ああ、じろちゃんはなんだかんだで電気くんと踊っているのか、とか、お茶子ちゃんのドレスめちゃくちゃ可愛いしデクくんちょっと慣れない感じでエスコートしてるの初々しくて可愛いとか、峰田くんがなんかスーツをかなりお洒落な着こなししてるのが意外だけどなぜか似合ってるし、さらに梅雨ちゃんと踊っているのにびっくり、とか夢中になってシャッターを切りながら考えていると、突如視界に影がかかった。
「?」
「踊らないのか」
「うわっ」
ぬ、と顔の真横に口が来て話しかけられたのに驚いて顔を上げると、なぜか私より驚いた様子で目を見開いた巨躯の親友がいた。そこそこ上等なシルバーグレーのモーニングを着ているが、袖がないためにどうしてもフォーマルさに欠ける。あと、猫背。
よく見たら彼の後ろには圧倒的男女比の犠牲者達…つまりカップルを組んでいないフリーのA組男子が揃ってわいわいと料理をつついている。
だいたい皆スーツかタキシードなんだけど、こんな時でもノーネクタイで腰履きの爆豪は最早尊敬する。絶対近寄りたくない。
壁に身体を預けてグラスを傾ける常闇くんは燕尾服が似合いすぎてて怖いほどにかっこいいけど、あのグラスの中身がりんごジュースだとわかるとちょっとかわいい。みんなも後で写真撮らせてほしいな。うわ、青山くんのタキシードきらっきらで目がチカチカする。

「……あ、ああ、えっと、由有、だよな?」
「…そうだよ」
そんなに驚く程か。複製した目を近づけて観察するように眺め、「人違いかと思って焦った」と言う彼に唇を尖らせる。
「まあいいよ、自分でもわかってる、どこからどう見てもキャバ嬢だもんね」
「キャバ…い、いやそう見えなくもないが…」
やっぱり見えるんかい。自分で言うのはいいけど他人に言われると割とショックだ。ちょっとムカついたので彼の持っていたグラスを勝手に奪ってドリンクを飲み干してやった。
「…っぷはぁ」
「行儀悪いぞ」
「お黙り!」
「せっかく綺麗なんだから、それらしく振舞っていろ」
「ファッ!?」
なんて!?

「綺麗だ」
「なっなななんっなん」
視線を逸らすことなくまっすぐ言われたのに動揺して意味のない言葉を紡ぐ。照れ隠しにグラスのふちに少しついてしまったグロスを指で拭うと、キュ、と高い音がした。

「…えー、と…あり、がと?」
彼が心にもないお世辞を言うような人間でないことは、この一年の付き合いでわかっている。
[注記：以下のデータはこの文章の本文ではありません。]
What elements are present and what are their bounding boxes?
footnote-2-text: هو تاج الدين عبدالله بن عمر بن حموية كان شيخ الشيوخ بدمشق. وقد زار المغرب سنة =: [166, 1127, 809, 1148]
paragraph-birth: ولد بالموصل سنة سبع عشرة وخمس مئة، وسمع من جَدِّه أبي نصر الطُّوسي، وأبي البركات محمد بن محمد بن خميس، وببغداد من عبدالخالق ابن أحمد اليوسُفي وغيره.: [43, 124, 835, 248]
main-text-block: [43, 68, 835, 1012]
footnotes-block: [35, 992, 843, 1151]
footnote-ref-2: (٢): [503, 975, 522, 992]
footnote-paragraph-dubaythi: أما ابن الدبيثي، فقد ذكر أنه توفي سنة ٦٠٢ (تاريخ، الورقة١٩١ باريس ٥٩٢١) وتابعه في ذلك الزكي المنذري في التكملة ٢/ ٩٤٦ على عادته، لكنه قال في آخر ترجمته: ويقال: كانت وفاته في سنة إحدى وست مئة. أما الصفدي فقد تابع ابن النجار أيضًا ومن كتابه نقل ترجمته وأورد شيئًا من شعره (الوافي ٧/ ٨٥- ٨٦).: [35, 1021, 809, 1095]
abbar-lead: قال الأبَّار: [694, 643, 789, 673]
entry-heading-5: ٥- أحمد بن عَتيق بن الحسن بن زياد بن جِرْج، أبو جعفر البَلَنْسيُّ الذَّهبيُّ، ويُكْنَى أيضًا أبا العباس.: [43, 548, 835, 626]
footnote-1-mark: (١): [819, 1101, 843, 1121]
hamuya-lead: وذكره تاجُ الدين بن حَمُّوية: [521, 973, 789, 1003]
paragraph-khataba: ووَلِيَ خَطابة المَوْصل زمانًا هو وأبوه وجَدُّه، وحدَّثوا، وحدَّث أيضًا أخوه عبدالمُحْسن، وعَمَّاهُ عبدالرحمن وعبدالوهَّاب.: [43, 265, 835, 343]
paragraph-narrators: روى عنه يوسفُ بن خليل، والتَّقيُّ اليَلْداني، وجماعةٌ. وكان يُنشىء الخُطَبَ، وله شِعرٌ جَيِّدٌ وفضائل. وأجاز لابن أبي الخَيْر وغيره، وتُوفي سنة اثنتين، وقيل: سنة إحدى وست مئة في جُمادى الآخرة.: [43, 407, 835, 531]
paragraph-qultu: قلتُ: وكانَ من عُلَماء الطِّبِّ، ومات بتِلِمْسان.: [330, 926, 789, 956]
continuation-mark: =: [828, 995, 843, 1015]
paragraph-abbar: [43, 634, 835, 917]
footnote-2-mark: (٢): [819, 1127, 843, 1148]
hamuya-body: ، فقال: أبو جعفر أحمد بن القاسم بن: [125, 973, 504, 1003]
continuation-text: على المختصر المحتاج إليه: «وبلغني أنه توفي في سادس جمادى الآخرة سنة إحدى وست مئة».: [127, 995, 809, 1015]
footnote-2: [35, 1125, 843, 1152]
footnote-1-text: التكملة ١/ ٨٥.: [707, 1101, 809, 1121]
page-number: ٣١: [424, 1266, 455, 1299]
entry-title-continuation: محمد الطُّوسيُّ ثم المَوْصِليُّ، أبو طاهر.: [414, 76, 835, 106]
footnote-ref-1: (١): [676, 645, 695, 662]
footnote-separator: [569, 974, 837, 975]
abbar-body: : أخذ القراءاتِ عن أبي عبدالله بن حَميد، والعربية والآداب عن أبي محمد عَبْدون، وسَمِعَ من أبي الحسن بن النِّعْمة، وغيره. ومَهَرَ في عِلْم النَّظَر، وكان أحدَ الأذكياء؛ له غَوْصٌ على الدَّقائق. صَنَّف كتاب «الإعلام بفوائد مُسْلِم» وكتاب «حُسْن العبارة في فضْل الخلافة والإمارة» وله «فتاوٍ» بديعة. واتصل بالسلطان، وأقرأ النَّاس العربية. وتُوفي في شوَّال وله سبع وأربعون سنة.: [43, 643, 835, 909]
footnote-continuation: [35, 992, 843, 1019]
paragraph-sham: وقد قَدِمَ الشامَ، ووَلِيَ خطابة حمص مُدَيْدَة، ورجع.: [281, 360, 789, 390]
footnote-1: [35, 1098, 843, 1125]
程度がどうであれ、僅かにでもそう思ってくれているということだ。
「で、お前は踊らないのか」
フロアを指さす彼は、私以外のクラスの女子が全員踊っていることを言っているのだろう。
「私はいーよ、ご飯目当てだし。皆のかわいいドレスアップ姿が見れて満足だし、ていうか誘ってくれる人もいないですしー」
所詮ゴリラと踊ってくれる物好きなどいないのだ。1人でいても誰も声かけてくれないし。
キュッキュッとグラスのふちを指で鳴らして(楽しい)いると、ふいにグラスを取り上げられる。そのまま近くのテーブルに置かれたグラスを追いかけた視界に、手のひらが差し出された。